The two combined in remarkable fashion this past week when a Ballybunion woman braved the 16km queue to pay her respects to the late Queen Elizabeth, who was lying in state in Westminster Hall. The Kerry native did what many Kerry natives tend to do when they attend large scale events: she wore her Kerry GAA jersey, in this instance the 2019-2020 version.

I suppose it was only fitting that Kerry’s green and gold shirt made an appearance. After all, Kerry is The Kingdom. Our players are Princes of Pigskin. Dick Fitzgerald, the Killarney man who starred for Kerry in their first five All-Ireland titles in the early 20th century, was known as a King in a Kingdom of Kings. There’s undoubtedly a kind of royal synergy there.

At this juncture a less civilised, more boorish writer might make a quip about the differences that also exist between the Kerry football team and the British royal family – something about how our royals actually contribute to society, or how they are able to sweat. But not me. (Or should that be ‘not I’? Or ‘not us’? God help us, after all this time we Kerry men still haven’t figured out the Queen’s.)

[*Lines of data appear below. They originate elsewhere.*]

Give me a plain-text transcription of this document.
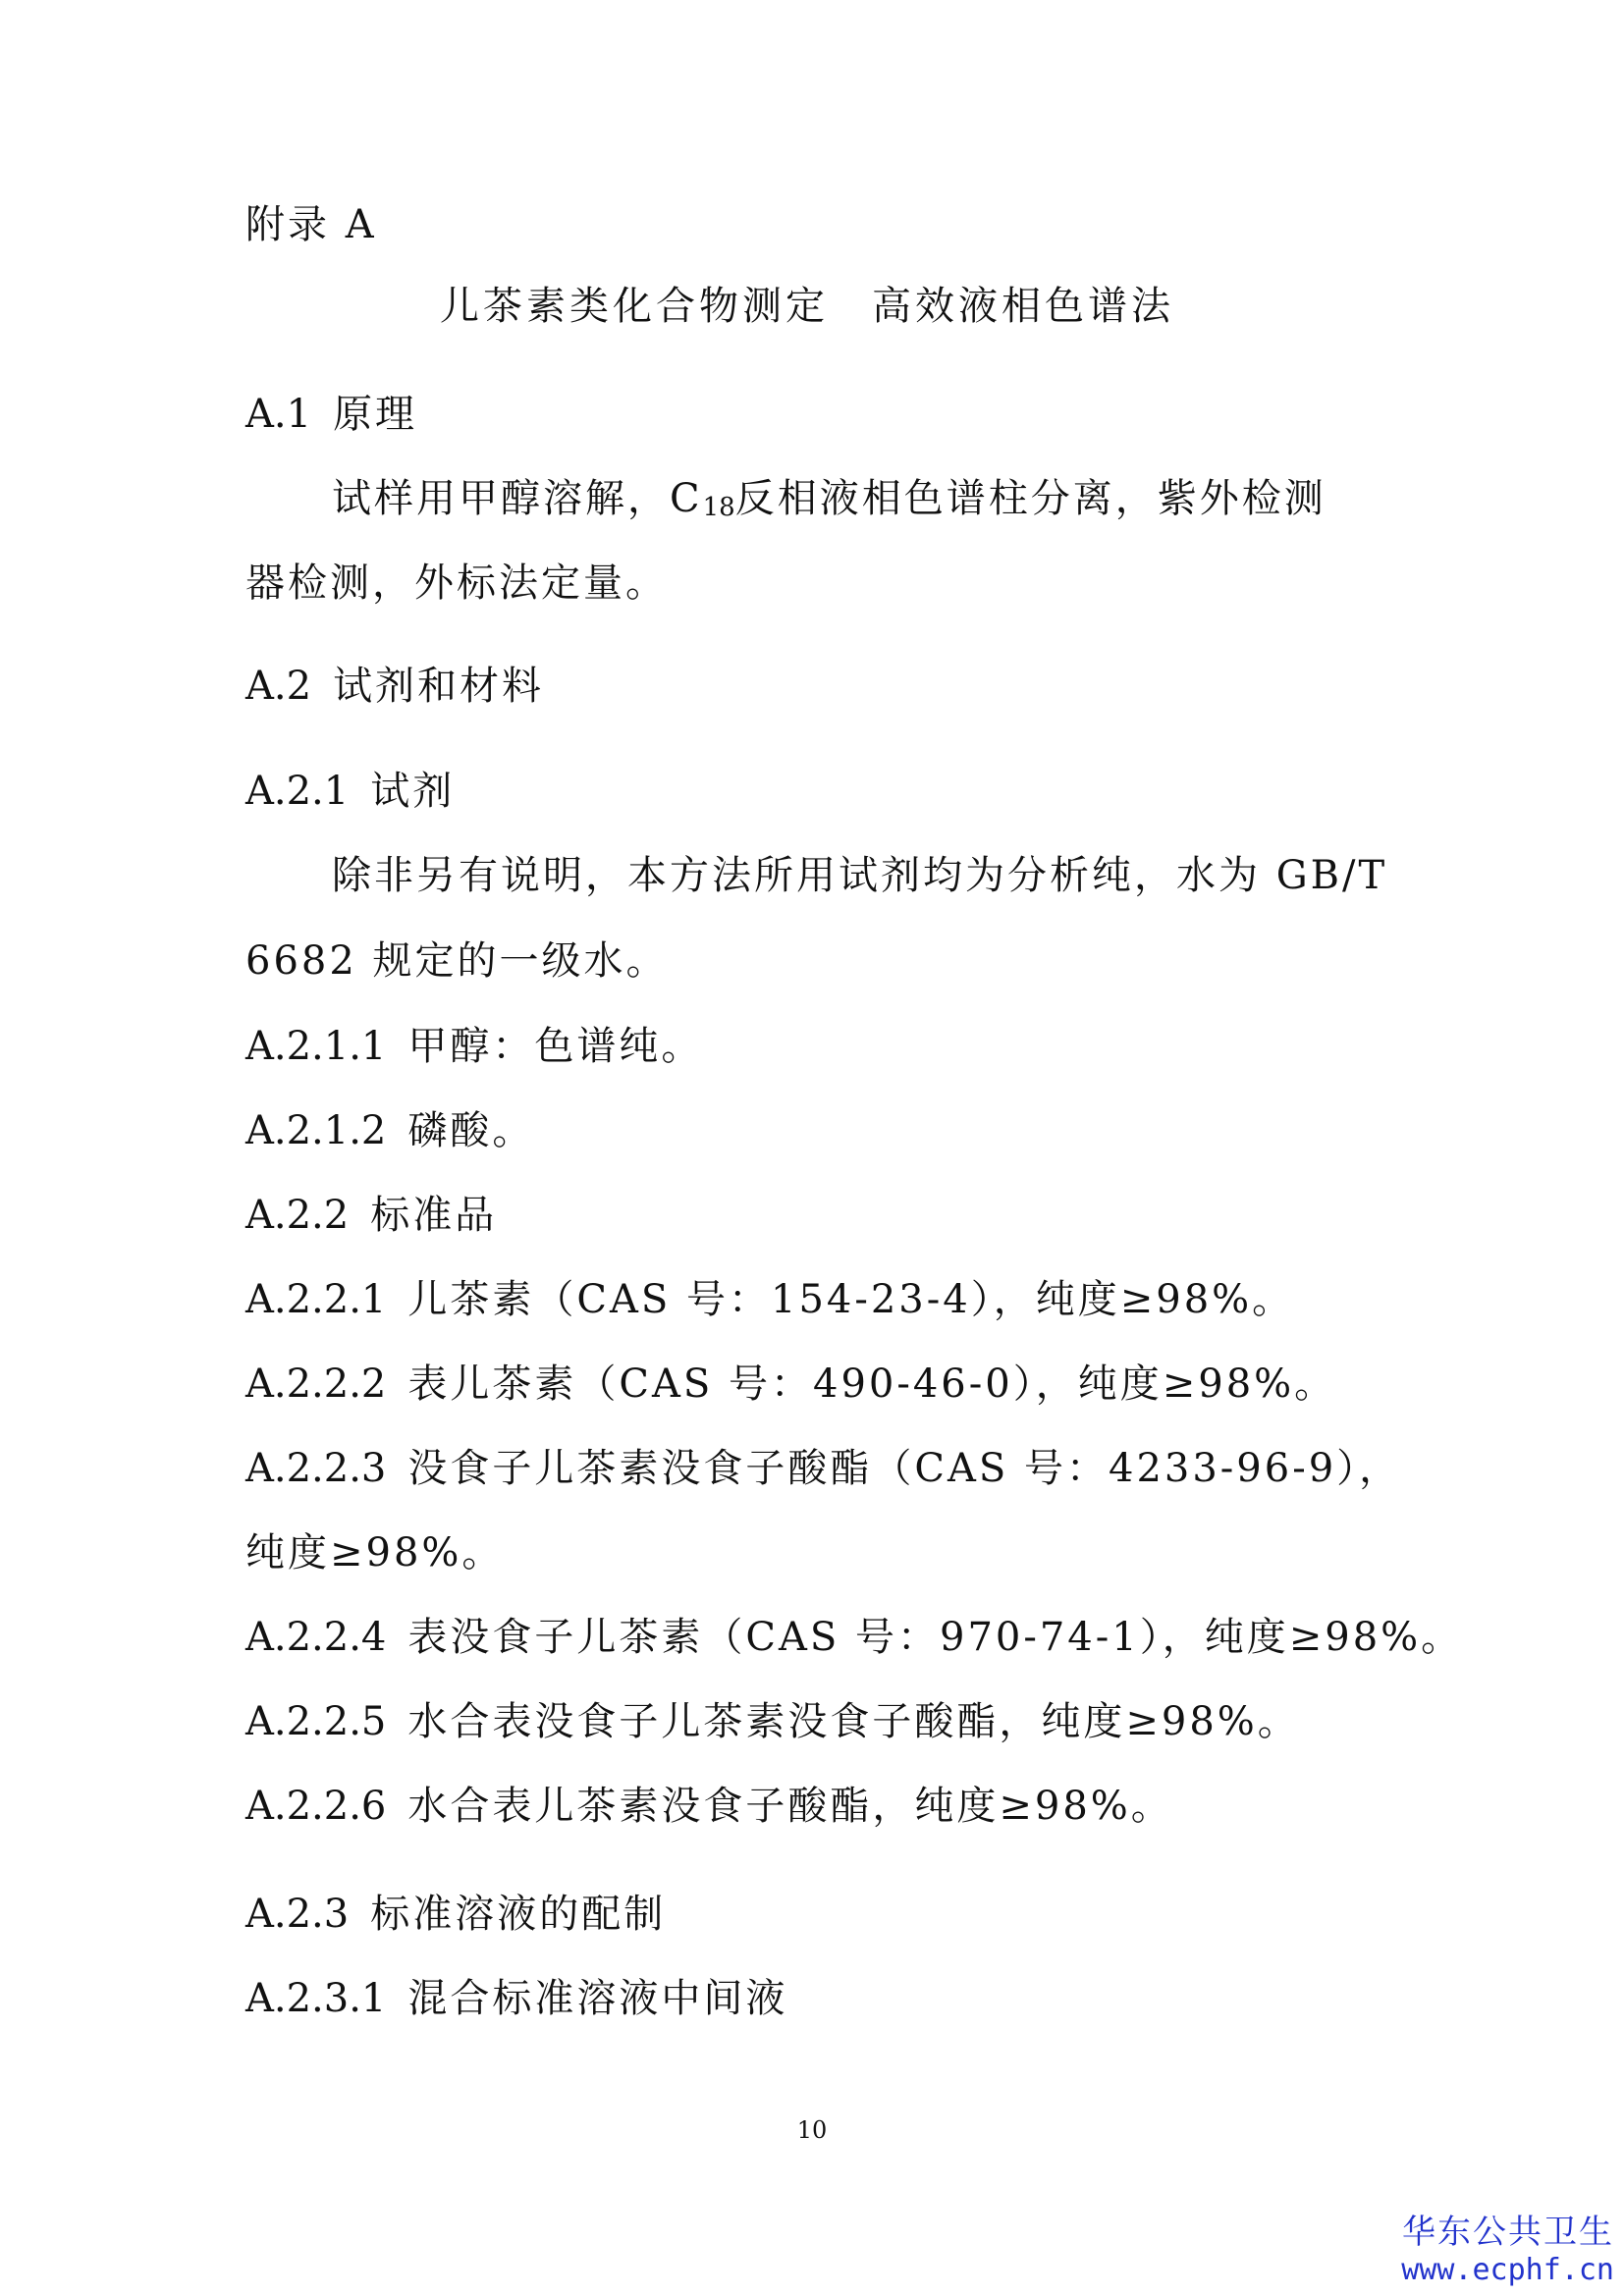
附录 A
儿茶素类化合物测定　高效液相色谱法
A.1 原理
试样用甲醇溶解，C18反相液相色谱柱分离，紫外检测
器检测，外标法定量。
A.2 试剂和材料
A.2.1 试剂
除非另有说明，本方法所用试剂均为分析纯，水为 GB/T
6682 规定的一级水。
A.2.1.1 甲醇：色谱纯。
A.2.1.2 磷酸。
A.2.2 标准品
A.2.2.1 儿茶素（CAS 号：154-23-4），纯度≥98%。
A.2.2.2 表儿茶素（CAS 号：490-46-0），纯度≥98%。
A.2.2.3 没食子儿茶素没食子酸酯（CAS 号：4233-96-9），
纯度≥98%。
A.2.2.4 表没食子儿茶素（CAS 号：970-74-1），纯度≥98%。
A.2.2.5 水合表没食子儿茶素没食子酸酯，纯度≥98%。
A.2.2.6 水合表儿茶素没食子酸酯，纯度≥98%。
A.2.3 标准溶液的配制
A.2.3.1 混合标准溶液中间液
10
华东公共卫生
www.ecphf.cn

It's not the first time a Kerry jersey has popped up on television in a strange place. (Although, in fairness, it has scarcely popped up anywhere stranger.)

A recent one that springs to mind was also in England’s capital at another bastion of Englishness: Wembley Stadium. The event was the Euro 2020 semi-final between Italy and Spain. Two men - one wearing a 2020-2021 Kerry jersey and the other wearing one of Paul Galvin’s Keohane Athletic Club efforts - were seen arm in arm with the Azzurri faithful, maniacally celebrating Jorginho’s winning penalty.

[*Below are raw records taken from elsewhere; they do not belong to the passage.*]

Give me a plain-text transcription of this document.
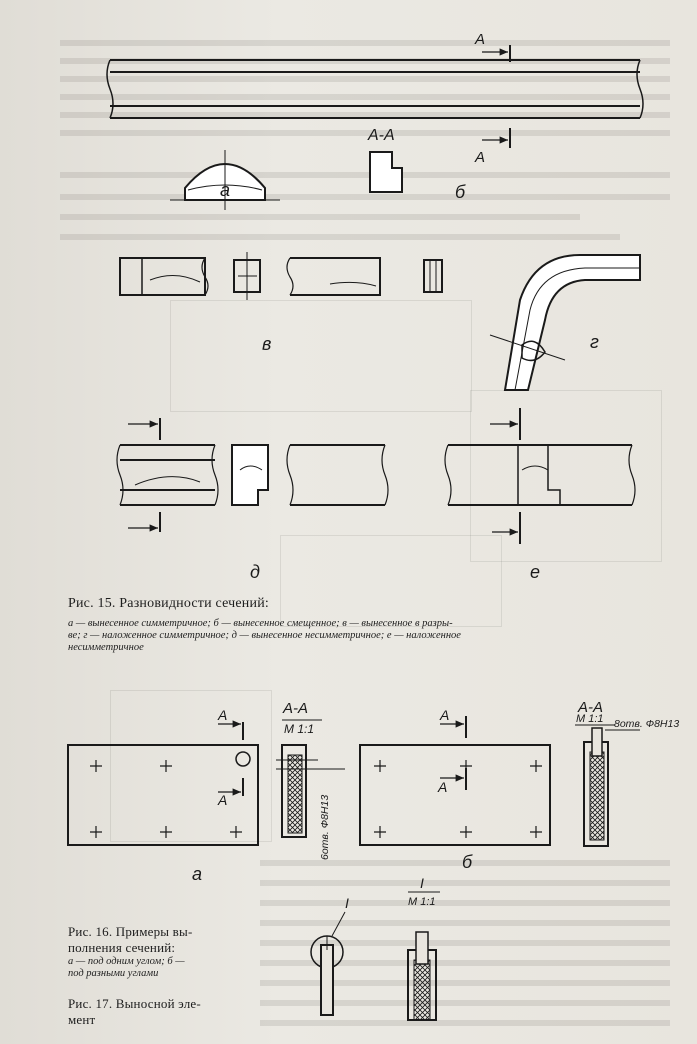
А
А
А-А
а	б
в	г
д	е
А-А
М 1:1
А
А	6отв. Ф8Н13
а
А
А
б
А-А
М 1:1 8отв. Ф8Н13
I
I
М 1:1
Рис. 15. Разновидности сечений:
а — вынесенное симметричное; б — вынесенное смещенное; в — вынесенное в разры-
ве; г — наложенное симметричное; д — вынесенное несимметричное; е — наложенное
несимметричное
Рис. 16. Примеры вы-
полнения сечений:
а — под одним углом; б —
под разными углами
Рис. 17. Выносной эле-
мент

It turned out the auxiliary Italians in question were Séamus and Niall O’Connor from Brosna. “The Italians were better craic when we went inside so we stuck with them,” Séamus later told Ian Dempsey.

For Irish people, no item of apparel – perhaps excepting Tiger Woods’ red Nike polo shirt – is more intrinsically linked to the lush parkland surrounds of Augusta National than the Kerry jersey. Kerry shirts have been spotted in the background at the Masters in Georgia on more or less a yearly basis for a decade.

The famous colours have also cropped up at Premier League grounds, at the World Snooker Championships in Sheffield, and even at the Super Bowl. Former player Kieran Donaghy wore his own No. 14 jersey at the 2013 NFL finale in New Orleans.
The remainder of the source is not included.